According to Andrew Lowe, analyst at Berenberg in London, the postponement of the publication of final Basel Committee on Banking Supervision standards could have also a deleterious effect on European bank shareholders.
“The delay of Basel IV [the unofficial name of the proposals] means additional uncertainty,” Lowe says. “You have to wonder whether some European banks will delay or cut dividends.”
One of the committee’s proposals – on the output floor on capital held against credit risk assessed by banks’ internal models – could hit European banks particularly hard since they tend, unlike their US counterparts, to have large balance-sheet exposures to high risk-weighted mortgages.
“US banks tend to take low-margin mortgage loans off balance sheet and retail loans like consumer finance are higher margin,” says Simon Adamson, analyst at CreditSights.
Although US banks are now trying to figure out how to reorganize their European businesses in the face of a future ‘hard Brexit’ [a complete exit of the UK from the EU], they are generally diversified enough to be able to weather the changes.
Weak front
This is not the case for the Europeans.
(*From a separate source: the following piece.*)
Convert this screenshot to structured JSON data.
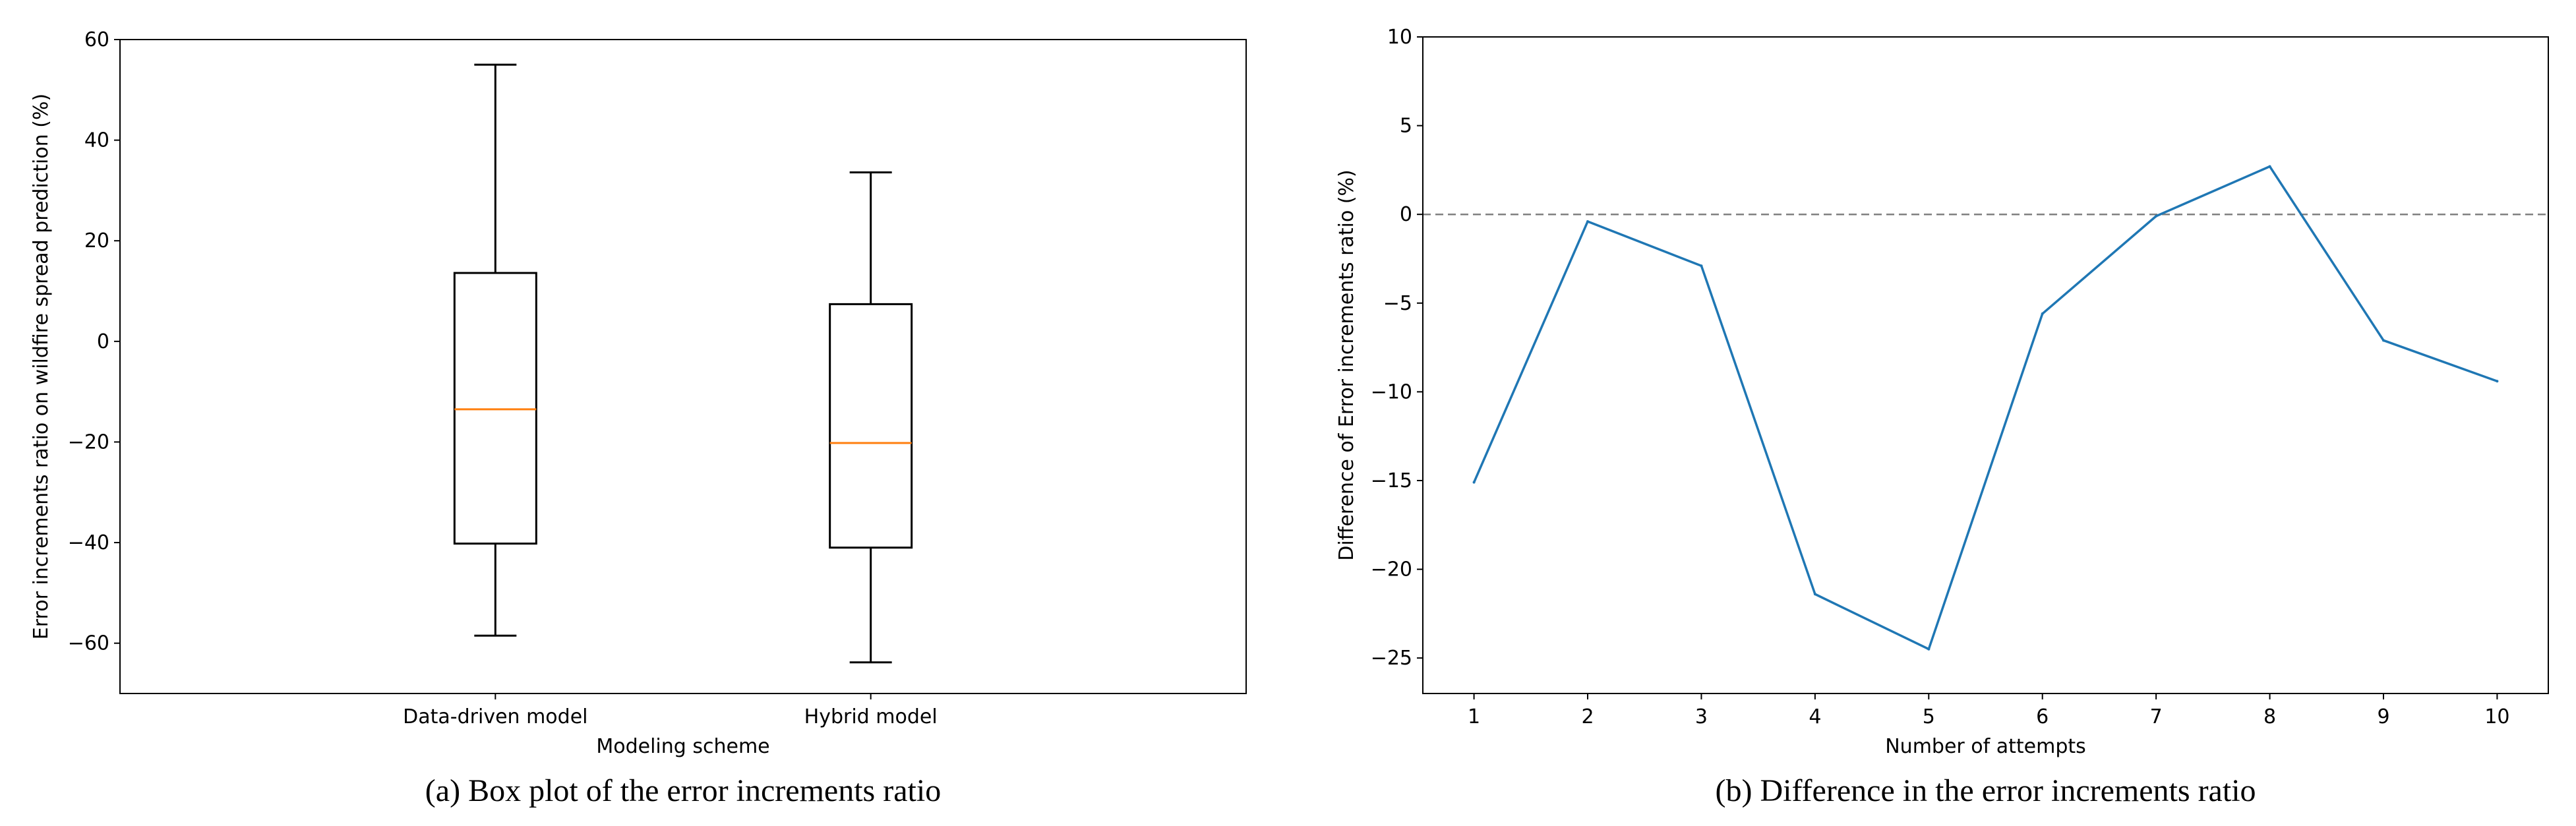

Most – with some notable exceptions such as Deutsche Bank, Barclays, UBS and HSBC – rely heavily on European economic performance, which is likely to remain weak.
And many are still in the process of their own expensive restructurings, attempting to unburden themselves of non-core activities and assets.
Santander, which benefits from being among the most diversified European banks, gave an indication of what was to come for European bank earnings when it reported a slight decline in NII from €32.2 billion in 2015 to €32.1 billion in 2016.
A weaker pound, which offset some other gains at the bank, will also play heavily in the results of its UK counterparts.
Meanwhile, US banks have hopes of some relief from regulatory requirements under a Republican Congress.
“You will see banks be more aggressive in growing opening branches in new cities, adding to loan portfolios, seeking out clients they don’t have,” said JPMorgan chief Jamie Dimon on the banks’ earnings call. “So I’m hoping to see a little bit of that too, but they will wait for regulatory relief.”